Indeed, it's easy to say then to do. After Iraq, we still have Afghanistan. In fact, the more I look into the issue, the more I found myself naive. There are so many factors which can exert influence on the budget office that I cannot think of a well-rounded plan. Maybe after election, decision makers will have time to really think about how to reset financing arrangement.

Three blogs I recommend

1. homeland security by O Bro
This blog focuses on airport security system, which is a crucial component of homeland security. He mainly introduced two new technologies and discussed whether we should devote money and energy into airport security system under current economy situation. Two core factors are the cost of new security system and the possibility of another terrorism attack. The most prominent part of this blog is blogger's careful response to readers.

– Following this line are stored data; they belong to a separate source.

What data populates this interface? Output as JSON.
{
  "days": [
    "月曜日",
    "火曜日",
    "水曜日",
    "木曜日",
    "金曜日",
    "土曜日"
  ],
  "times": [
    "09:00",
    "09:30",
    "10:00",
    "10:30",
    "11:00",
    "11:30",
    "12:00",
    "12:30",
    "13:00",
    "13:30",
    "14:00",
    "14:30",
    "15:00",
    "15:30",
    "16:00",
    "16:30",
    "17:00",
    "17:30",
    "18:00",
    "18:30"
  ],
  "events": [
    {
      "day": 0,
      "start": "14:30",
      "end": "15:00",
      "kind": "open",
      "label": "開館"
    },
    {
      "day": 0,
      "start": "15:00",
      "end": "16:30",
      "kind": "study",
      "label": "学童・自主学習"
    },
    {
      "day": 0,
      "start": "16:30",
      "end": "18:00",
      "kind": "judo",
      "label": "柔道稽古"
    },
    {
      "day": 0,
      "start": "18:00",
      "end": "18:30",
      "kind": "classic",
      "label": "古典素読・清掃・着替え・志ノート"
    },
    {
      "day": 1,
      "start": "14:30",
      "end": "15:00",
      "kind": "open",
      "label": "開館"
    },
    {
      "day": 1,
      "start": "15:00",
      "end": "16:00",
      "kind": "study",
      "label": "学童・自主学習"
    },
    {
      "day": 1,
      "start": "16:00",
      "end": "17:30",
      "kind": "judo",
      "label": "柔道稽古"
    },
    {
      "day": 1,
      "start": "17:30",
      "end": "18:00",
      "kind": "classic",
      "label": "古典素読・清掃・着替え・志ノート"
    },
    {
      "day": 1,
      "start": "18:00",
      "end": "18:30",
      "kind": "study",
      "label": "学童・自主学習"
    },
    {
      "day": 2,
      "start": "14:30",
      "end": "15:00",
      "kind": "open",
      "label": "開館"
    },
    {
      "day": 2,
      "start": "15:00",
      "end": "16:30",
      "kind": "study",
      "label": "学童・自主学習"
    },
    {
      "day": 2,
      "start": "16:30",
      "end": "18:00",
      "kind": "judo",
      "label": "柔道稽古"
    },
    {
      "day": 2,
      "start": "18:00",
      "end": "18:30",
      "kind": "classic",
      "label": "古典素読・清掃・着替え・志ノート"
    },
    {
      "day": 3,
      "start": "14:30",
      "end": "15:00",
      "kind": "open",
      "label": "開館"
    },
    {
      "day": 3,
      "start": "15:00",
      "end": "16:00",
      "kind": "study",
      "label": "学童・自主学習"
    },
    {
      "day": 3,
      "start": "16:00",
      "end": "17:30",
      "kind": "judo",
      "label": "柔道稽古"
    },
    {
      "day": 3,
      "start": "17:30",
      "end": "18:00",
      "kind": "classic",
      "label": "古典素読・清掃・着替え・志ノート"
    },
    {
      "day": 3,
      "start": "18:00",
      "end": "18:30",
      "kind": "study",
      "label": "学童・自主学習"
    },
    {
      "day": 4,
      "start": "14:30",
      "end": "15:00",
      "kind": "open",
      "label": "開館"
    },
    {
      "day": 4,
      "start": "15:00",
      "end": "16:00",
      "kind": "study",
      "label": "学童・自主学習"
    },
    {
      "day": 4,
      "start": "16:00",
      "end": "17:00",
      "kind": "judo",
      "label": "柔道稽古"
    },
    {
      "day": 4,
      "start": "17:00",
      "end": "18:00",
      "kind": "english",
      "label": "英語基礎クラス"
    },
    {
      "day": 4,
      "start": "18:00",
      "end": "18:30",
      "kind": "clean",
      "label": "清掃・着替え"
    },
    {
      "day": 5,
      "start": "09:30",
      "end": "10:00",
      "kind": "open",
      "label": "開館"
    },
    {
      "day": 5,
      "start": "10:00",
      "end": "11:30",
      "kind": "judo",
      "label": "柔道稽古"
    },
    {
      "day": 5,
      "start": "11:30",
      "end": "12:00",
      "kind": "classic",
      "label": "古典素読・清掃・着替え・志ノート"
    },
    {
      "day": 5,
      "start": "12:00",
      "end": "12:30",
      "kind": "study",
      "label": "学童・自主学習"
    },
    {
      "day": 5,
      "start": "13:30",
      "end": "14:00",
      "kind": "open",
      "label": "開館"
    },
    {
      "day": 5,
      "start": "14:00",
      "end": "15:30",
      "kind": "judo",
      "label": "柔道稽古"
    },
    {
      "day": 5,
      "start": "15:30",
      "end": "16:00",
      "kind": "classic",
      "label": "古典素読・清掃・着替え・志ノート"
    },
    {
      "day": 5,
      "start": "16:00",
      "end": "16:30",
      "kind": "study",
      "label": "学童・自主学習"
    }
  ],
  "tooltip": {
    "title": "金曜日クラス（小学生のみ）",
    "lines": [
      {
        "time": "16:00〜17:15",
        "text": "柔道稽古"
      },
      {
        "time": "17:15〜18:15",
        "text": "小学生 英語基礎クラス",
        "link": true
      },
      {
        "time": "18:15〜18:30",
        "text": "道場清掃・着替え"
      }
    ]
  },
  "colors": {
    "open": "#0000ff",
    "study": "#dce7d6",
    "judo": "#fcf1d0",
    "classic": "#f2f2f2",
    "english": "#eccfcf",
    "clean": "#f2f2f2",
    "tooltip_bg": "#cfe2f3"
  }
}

2. What About Afghanistan? by Jane Doe
I think everyone should have a look on Afghanistan! We've been leaving Afghanistan in shadow for too long time. Jane Doe shows a good understanding on this issue and clearly presents the two candidates' stand, as well as her own. The questions brought out by her are thought provoking. What's more, I found her blog list really interesting and helpful.

3. A SHOT IN THE DARK by Ennaeiram
This blog is about gun control. Though personally, I have a very clear stand on the issue, it's necessary to discuss the different ways to interpret the United States Constitution second Amendment. Also, blogger has brought up some interesting articles.

Monday, October 27, 2008

My Dilemma

My very first attempt of this blog is to look into 2008 deficit and try to seak a way to cut the growing deficit in next fiscal year. I started with learning the concept of deficit. To my surprise, deficit is much more complicated than I expected. Basically, budget deficit consists with structural and cyclical components. While researching the topic, I found that many pundits mentioned the expense on health care would soar because of the retirement of baby boomers. However, after I looked into the issue, I found that it is a problem but not a cause for this year's deficit and will not really be a problem for 2009 fiscal year, not even 2010!

In 2008, the first wave of baby boomers becomes eligible to social security benefits if they choose to retire at age 62. However, they will not be eligible to medicare until their 65(also after retirement), which is year 2011. Since deficit is always discussed within a year, it's possible that if U.S. can overcome financial crisis by the time then a back of economy growth will relief the pressure caused by health care. Also, the baby boomers are not likely to retire early due to the current bad economic situation.

closing week of the longest presidential campaign!

I would like to share this sentence from Obama's "closing arguement":

"In one week, you can put an end to the politics that would divide a nation just to win an election; that tries to pit region against region, city against town, Republican against Democrat; that asks us to fear at a time when we need hope," Sen. Obama told a crowd of several thousand at Canton's Civic Center Arena.